If We Want A Decentralized Internet, We Need Mainstream dApps

Most consumers have yet to hear of a “dApp” — but that could change soon.

The internet is currently going through a period of change. We’re seeing what could be the beginning of a major shift from centralized to decentralized — one that could massively transform the way we live our online lives.

At the forefront of this change is the growth of blockchain and cryptocurrencies, which have sparked a new way of doing things that doesn’t rely on all-powerful third parties and restrictive central points.

One of the key features of this new internet age are dApps, or decentralized applications. These are built using blockchain and smart contracts; they operate without any central point and offer improved transparency, less, censorship, easier payment, enhanced security, and much more.

dApps could well form the backbone of this new decentralized model and be a big driving force for progress. It’s exciting, for sure, and we’re seeing a lot of investment and buzzaround these new technologies. But it’s still a young movement, with a long way to go.

Right now, the dApp industry still pales in comparison to traditional apps, the kind we download and use every day on our phones and tablets. But these two markets could both benefit from joining forces.

Can this be done? First, let’s take a look at why dApp uptake isn’t quite there yet.

Why aren’t dApps mainstream yet?

Firstly, it’s important to note that dApps have actually been doing very well in recent times. There are now well over 1000 out there, and this number is on the rise.

Of course, the older and more established centralized app market is much bigger and more valuable, which is only to be expected. dApps are held back in this area mainly by a lack of understanding and education.
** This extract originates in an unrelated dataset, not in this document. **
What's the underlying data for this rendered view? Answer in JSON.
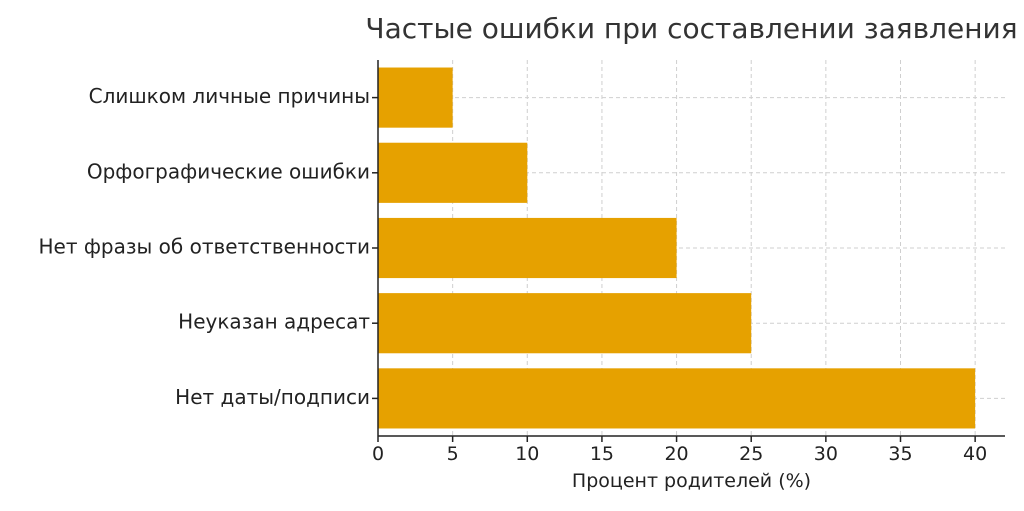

Decentralized technology can appear confusing and overly technical, so ordinary people who don’t understand crypto all that well can be put off.
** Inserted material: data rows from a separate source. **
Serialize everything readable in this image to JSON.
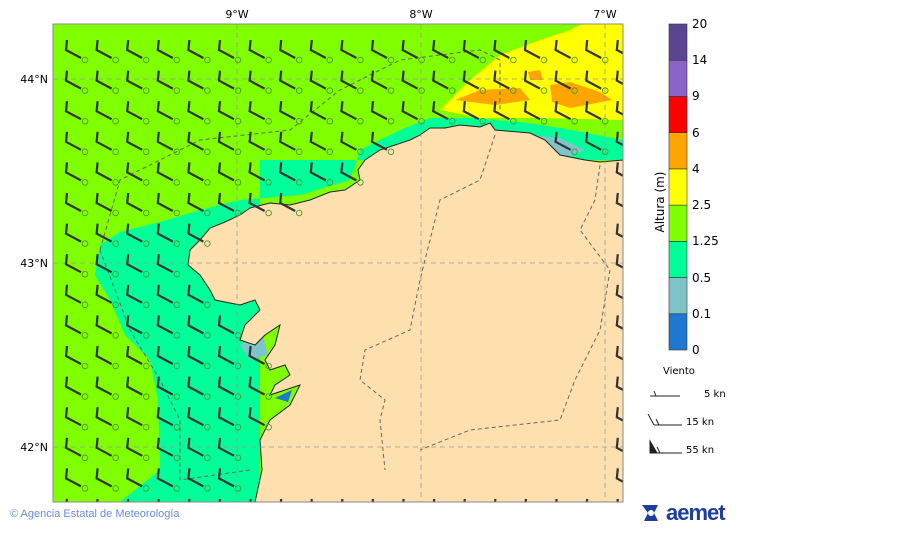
{
  "map": {
    "lon_labels": [
      "9°W",
      "8°W",
      "7°W"
    ],
    "lat_labels": [
      "44°N",
      "43°N",
      "42°N"
    ],
    "colors": {
      "ocean_base": "#7fff00",
      "coastal": "#00ff99",
      "land": "#fde0ae",
      "shallow": "#7fc4c8",
      "calm": "#1e78d0",
      "high": "#ffff00",
      "higher": "#ffa500"
    }
  },
  "colorbar": {
    "title": "Altura (m)",
    "levels": [
      "0",
      "0.1",
      "0.5",
      "1.25",
      "2.5",
      "4",
      "6",
      "9",
      "14",
      "20"
    ],
    "colors": [
      "#1e78d0",
      "#7fc4c8",
      "#00ff99",
      "#7fff00",
      "#ffff00",
      "#ffa500",
      "#ff0000",
      "#8a64c8",
      "#5a4690"
    ]
  },
  "wind_legend": {
    "title": "Viento",
    "items": [
      {
        "label": "5 kn"
      },
      {
        "label": "15 kn"
      },
      {
        "label": "55 kn"
      }
    ]
  },
  "footer": {
    "copyright": "© Agencia Estatal de Meteorología",
    "logo": "aemet"
  }
}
One of the ways to promote the uptake of dApps could be through projects like MetaMask. Their software allows users to run dApps in browsers like Chrome, without running a full Ethereum node. It makes the technology more accessible, and encourages more mainstream use.

But there’s still more that can be done. Right now there’s no real central hub or community for dApps — no way for users to share features from different apps and dApps and easily access a wide range of services from one location.
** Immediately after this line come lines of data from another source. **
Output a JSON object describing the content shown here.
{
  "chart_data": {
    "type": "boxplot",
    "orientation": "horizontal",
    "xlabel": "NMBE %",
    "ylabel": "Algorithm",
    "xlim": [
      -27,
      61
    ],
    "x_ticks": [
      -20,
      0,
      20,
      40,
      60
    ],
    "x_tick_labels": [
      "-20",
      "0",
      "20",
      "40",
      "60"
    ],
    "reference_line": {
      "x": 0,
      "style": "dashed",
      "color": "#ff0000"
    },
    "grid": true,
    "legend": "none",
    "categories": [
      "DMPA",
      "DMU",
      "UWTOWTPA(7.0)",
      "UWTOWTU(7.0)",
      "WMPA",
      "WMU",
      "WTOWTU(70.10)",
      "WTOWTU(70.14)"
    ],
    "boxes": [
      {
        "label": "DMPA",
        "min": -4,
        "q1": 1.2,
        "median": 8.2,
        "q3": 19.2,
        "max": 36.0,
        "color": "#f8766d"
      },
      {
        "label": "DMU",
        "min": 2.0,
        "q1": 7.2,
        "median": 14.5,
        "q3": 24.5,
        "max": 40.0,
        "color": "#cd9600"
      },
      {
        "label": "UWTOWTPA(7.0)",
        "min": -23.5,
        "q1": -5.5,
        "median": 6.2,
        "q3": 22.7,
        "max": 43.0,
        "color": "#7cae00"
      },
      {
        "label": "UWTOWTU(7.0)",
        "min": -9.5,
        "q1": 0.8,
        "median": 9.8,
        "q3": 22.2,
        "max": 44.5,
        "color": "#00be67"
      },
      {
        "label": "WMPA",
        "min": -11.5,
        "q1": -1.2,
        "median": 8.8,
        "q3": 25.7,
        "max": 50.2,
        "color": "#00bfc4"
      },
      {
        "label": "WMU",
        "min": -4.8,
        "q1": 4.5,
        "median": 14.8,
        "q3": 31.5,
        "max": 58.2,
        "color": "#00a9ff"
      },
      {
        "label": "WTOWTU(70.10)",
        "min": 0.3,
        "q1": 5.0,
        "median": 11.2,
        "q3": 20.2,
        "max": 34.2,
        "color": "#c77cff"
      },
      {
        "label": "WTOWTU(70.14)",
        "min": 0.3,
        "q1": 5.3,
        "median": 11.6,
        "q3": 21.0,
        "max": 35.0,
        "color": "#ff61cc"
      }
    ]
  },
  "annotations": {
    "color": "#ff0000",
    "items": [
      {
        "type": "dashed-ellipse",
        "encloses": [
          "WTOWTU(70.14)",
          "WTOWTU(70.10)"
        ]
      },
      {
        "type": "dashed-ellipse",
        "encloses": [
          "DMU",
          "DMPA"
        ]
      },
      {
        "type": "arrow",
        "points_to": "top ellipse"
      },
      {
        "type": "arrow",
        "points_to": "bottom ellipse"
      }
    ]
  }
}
Also, users currently have to purchase separate crypto tokens for each dApp, which results in the need to maintain an often messy and cluttered crypto portfolio just to use some basic services.

The result is that for most people it isn’t worth the effort, and the dApp industry is failing to connect with users who could really benefit from it.

The app industry is in a similar situation, though. In this case, users are put off by the need to manage multiple subscriptions and memberships which can be costly, annoying, and restrictive.

Even if you only use one of an app’s features regularly, you’ll often be required to sign up for the whole thing and pay a monthly fee. Most apps actually go unused on a regular basis, but users still have to pay for that once-in-a-while use.

Both centralized and decentralized apps could benefit from a cohesive hub where users have easy access to separate, individual features and can mix, match, and try new software from different developers all in one place.

dApps in particular could benefit from a more user-friendly community, where experimentation and sampling of new software is encouraged and rewarded. This could generate a lot of new engagement and promote wider user of dApps.

The good news is, such a place could be on the horizon.

A hub for apps and dApps

This kind of community hub is what Cardstack is building. Their goal is to create a place where users can access all kinds of apps and dApps at the same time.

Users will be able to combine features from different software, ensuring they get access to areas useful and relevant to them without being tied into a bunch of unwieldy subscriptions or paying for a bunch of services they never use.

It’s built around the CARD token — which users pay for features with, and which is used to pay developers fairly when their work is accessed.

Importantly, it’ll be a place for people to trial different dApps, gain a better understanding of the software and its benefits, and make blockchain and decentralization more popular and widely used.

A more decentralized internet could benefit almost everyone and might well be the next logical step in the web’s evolution. Bringing decentralized software within reach of the mainstream public and promoting its use has never been more important.